I have the following scenario. The function I am evaluating uses multi-threading, and it takes 5 to 6s to finish. But sometimes, to do exactly the same thing, it takes 2, 3 times that time. The machine is not running anything else. I am using @threads
, and I suspected initially that one of the threads could have stalled for a while, such that I tried using @spawn
to allow for a uneven distribution of the tasks. The distribution became uneven, but this behavior was not suppressed. Any insights?
For example:
julia> @time CellListMap.florpi(N=2_000_000,cd=false,parallel=true)
4.728705 seconds (754.30 k allocations: 639.686 MiB, 1.85% gc time)
(false, [3.389763410292043e-5, 8.430492327590355e-6, -2.056429147826521e-5, 1.165175566831777e-5, -2.8093953887987037e-6])
julia> @time CellListMap.florpi(N=2_000_000,cd=false,parallel=true)
8.343879 seconds (754.29 k allocations: 639.686 MiB, 1.69% gc time)
(false, [3.389763410292043e-5, 8.430492327590355e-6, -2.056429147826521e-5, 1.165175566831777e-5, -2.8093953887987037e-6])
julia> @time CellListMap.florpi(N=2_000_000,cd=false,parallel=true)
14.456259 seconds (754.30 k allocations: 639.686 MiB, 0.34% gc time)
(false, [3.389763410292043e-5, 8.430492327590355e-6, -2.056429147826521e-5, 1.165175566831777e-5, -2.8093953887987037e-6])
julia> @time CellListMap.florpi(N=2_000_000,cd=false,parallel=true)
11.053437 seconds (754.30 k allocations: 639.686 MiB, 1.57% gc time)
(false, [3.389763410292043e-5, 8.430492327590355e-6, -2.056429147826521e-5, 1.165175566831777e-5, -2.8093953887987037e-6])

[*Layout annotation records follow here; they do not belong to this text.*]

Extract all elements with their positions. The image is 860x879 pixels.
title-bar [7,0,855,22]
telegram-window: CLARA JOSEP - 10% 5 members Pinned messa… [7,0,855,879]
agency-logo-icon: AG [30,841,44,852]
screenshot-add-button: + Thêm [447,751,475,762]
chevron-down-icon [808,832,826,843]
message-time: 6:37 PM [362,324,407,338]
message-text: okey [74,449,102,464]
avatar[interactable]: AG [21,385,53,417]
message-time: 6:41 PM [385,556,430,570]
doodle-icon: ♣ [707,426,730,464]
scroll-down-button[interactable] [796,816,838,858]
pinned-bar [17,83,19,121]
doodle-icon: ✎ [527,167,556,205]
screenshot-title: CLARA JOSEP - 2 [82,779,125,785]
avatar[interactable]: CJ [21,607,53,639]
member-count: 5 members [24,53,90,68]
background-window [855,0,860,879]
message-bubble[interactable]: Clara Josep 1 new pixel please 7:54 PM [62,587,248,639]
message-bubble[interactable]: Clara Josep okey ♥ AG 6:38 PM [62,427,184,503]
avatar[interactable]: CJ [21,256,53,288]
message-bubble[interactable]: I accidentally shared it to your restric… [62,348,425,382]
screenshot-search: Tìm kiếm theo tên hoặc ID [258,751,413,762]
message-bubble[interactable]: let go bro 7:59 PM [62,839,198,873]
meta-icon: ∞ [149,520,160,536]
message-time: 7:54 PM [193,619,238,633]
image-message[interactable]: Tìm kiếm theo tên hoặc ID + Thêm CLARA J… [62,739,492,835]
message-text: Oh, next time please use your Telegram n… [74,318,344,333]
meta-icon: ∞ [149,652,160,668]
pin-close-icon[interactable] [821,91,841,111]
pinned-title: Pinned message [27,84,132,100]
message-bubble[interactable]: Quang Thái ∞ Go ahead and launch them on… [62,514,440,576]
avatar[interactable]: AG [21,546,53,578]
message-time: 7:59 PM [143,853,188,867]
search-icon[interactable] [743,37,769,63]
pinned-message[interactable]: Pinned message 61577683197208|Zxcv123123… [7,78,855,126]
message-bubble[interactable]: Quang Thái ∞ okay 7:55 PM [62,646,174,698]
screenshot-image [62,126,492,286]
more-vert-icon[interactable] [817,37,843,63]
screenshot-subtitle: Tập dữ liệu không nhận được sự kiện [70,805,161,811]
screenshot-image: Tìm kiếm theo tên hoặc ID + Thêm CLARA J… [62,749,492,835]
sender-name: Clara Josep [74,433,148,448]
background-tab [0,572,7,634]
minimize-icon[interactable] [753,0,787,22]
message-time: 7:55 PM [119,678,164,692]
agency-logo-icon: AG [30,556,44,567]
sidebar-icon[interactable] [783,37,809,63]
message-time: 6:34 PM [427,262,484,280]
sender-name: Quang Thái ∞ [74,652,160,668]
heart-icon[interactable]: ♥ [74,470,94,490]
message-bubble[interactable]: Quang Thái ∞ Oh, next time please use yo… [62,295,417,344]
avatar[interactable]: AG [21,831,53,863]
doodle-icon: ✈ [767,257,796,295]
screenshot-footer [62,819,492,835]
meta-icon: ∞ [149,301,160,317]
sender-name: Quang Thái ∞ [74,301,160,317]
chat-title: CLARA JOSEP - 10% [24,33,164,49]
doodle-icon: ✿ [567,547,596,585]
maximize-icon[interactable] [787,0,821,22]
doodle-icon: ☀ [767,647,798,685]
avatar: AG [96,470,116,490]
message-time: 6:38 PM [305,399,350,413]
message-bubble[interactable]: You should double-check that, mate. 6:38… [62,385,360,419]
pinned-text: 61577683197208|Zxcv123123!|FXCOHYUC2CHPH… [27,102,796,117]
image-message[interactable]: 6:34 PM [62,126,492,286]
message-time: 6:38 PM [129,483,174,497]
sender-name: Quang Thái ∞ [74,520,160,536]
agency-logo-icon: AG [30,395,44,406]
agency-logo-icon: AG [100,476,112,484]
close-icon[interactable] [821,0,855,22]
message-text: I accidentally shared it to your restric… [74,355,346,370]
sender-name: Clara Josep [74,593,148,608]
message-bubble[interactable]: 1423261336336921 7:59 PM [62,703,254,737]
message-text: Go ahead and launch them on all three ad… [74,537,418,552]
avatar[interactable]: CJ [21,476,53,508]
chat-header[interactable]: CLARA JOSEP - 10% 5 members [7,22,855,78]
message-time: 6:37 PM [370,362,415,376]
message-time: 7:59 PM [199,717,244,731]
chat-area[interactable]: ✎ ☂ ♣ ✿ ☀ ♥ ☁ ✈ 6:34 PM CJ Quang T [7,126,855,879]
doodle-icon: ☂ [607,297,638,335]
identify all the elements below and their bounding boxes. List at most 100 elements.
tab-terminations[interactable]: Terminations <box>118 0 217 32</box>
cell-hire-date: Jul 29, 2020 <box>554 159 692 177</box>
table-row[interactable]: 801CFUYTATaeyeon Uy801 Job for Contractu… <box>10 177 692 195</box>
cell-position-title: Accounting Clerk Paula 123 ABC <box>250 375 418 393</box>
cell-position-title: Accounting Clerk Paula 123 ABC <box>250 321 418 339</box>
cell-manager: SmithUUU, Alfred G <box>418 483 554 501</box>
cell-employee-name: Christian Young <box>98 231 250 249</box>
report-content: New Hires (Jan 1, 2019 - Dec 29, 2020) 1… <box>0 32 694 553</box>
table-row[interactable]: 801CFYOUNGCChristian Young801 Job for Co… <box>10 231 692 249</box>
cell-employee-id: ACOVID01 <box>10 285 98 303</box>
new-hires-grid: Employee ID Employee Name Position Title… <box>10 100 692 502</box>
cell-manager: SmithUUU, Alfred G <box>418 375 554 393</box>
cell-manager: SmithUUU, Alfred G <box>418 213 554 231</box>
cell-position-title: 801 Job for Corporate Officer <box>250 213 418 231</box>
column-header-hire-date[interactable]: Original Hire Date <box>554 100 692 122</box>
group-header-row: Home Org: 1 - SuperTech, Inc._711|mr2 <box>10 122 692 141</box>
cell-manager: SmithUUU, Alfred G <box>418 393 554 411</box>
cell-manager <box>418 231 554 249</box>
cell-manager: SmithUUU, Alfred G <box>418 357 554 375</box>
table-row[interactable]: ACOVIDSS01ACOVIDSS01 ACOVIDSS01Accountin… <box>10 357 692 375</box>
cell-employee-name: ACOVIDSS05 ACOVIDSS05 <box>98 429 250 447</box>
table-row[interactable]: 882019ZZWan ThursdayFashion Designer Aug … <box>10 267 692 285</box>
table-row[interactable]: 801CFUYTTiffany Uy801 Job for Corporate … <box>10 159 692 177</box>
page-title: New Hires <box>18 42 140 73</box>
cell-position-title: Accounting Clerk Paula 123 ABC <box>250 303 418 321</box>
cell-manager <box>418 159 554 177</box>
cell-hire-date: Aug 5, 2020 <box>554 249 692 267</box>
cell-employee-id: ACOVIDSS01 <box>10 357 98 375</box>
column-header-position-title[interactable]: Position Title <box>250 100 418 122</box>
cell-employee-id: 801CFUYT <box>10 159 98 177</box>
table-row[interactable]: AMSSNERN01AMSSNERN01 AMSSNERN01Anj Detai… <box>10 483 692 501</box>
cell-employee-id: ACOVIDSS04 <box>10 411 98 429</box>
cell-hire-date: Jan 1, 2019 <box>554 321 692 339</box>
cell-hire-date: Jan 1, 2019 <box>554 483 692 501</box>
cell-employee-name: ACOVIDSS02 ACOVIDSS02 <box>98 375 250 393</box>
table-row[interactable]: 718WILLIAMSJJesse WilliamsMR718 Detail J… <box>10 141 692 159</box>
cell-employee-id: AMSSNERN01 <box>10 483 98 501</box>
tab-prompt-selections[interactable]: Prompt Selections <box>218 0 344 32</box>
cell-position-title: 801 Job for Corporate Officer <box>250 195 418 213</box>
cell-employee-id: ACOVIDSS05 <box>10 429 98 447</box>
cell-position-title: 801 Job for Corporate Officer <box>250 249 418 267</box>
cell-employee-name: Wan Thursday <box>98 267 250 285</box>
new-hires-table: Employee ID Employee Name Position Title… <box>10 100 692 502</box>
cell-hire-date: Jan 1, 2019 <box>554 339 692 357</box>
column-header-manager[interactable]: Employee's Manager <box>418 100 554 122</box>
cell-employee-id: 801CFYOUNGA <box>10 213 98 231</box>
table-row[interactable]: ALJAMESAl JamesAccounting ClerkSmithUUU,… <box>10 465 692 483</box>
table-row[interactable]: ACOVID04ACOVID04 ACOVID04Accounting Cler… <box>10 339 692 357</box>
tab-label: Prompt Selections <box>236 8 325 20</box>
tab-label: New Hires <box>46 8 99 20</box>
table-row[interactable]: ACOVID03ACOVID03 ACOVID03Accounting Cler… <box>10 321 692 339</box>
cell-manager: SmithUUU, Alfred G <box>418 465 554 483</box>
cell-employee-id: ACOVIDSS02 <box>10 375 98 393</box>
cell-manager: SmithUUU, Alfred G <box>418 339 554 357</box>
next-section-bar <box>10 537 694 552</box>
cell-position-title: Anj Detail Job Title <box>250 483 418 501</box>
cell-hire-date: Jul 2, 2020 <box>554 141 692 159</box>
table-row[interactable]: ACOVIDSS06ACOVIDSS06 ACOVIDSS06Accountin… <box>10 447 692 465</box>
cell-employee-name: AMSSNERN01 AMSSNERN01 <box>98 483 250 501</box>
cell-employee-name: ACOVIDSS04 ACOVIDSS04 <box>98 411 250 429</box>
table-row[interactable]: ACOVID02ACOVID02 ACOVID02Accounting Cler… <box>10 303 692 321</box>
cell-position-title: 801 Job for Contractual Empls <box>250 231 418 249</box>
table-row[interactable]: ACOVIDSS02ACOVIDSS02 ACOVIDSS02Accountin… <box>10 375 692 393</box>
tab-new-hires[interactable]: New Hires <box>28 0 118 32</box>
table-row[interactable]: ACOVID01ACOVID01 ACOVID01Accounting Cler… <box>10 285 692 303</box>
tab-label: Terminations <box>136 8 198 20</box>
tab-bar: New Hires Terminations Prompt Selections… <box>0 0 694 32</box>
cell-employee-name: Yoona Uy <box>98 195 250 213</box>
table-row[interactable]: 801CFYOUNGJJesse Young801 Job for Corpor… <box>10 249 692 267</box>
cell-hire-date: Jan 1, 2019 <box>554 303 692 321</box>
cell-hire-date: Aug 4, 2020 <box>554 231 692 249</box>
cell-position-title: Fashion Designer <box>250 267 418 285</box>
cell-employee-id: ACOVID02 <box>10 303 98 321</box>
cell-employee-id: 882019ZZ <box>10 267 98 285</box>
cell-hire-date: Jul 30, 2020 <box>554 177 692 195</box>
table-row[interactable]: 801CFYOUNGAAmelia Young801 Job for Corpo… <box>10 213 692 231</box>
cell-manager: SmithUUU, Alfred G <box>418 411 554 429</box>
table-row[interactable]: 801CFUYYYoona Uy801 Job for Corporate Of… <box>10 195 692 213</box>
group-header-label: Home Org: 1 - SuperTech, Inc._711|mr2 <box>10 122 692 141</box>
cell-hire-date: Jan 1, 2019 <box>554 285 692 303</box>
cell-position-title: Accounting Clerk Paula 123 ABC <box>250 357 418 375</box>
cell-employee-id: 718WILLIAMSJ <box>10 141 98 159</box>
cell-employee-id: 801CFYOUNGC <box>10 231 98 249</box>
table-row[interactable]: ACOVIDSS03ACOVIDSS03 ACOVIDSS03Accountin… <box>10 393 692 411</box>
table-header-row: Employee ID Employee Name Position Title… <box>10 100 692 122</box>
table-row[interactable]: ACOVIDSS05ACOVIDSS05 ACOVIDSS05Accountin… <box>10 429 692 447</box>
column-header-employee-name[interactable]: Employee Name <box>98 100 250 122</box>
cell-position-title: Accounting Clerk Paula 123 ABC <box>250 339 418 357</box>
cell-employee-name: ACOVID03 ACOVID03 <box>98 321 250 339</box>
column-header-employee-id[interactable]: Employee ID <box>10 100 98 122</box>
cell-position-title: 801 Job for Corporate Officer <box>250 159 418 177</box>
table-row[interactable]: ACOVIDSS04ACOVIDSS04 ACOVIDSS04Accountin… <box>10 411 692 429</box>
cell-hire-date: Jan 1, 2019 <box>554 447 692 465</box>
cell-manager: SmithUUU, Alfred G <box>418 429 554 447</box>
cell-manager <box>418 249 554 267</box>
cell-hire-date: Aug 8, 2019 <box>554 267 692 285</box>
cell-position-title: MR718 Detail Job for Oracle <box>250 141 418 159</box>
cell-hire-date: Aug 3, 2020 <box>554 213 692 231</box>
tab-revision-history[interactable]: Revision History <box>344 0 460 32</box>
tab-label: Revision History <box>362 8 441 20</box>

julia> @time CellListMap.florpi(N=2_000_000,cd=false,parallel=true)
4.808746 seconds (754.30 k allocations: 639.686 MiB, 3.78% gc time)
(false, [3.389763410292043e-5, 8.430492327590355e-6, -2.056429147826521e-5, 1.165175566831777e-5, -2.8093953887987037e-6])
If someone has any will or reason to inspect this further, to reproduce the example, do:
julia> add CellListMap
julia> using CellListMap
julia> @time CellListMap.florpi(N=2_000_000,cd=false,parallel=true)
The parallel loop, now, is structured as:
@threads for threadid in 1:nthreads()
for i in splitter(threadid, n_cells_with_real_particles)
cellᵢ = cl.cells[cl.cell_indices_real[i]]
output_threaded[threadid] =
inner_loop!(f, box, cellᵢ, cl, output_threaded[threadid], threadid)
show_progress && next!(p)
end
end
thus I’m threading all the work to each thread at once, reason why I suspected that if one thread gets stalled for some time, everything slows down. But I changed that to:
@sync Threads.@spawn for i in 1:n_cells_with_real_particles
threadid = Threads.threadid()
cellᵢ = cl.cells[cl.cell_indices_real[i]]
output_threaded[threadid] =
inner_loop!(f, box, cellᵢ, cl, output_threaded[threadid], threadid)
end
But the performance got much worse (30s). Probably I’m not doing something right there (or the work performed by each thread is too fast), although the distribution of the tasks on each thread became uneven (which I was expecting that could solve the “stalled” thread problem, if that was the case).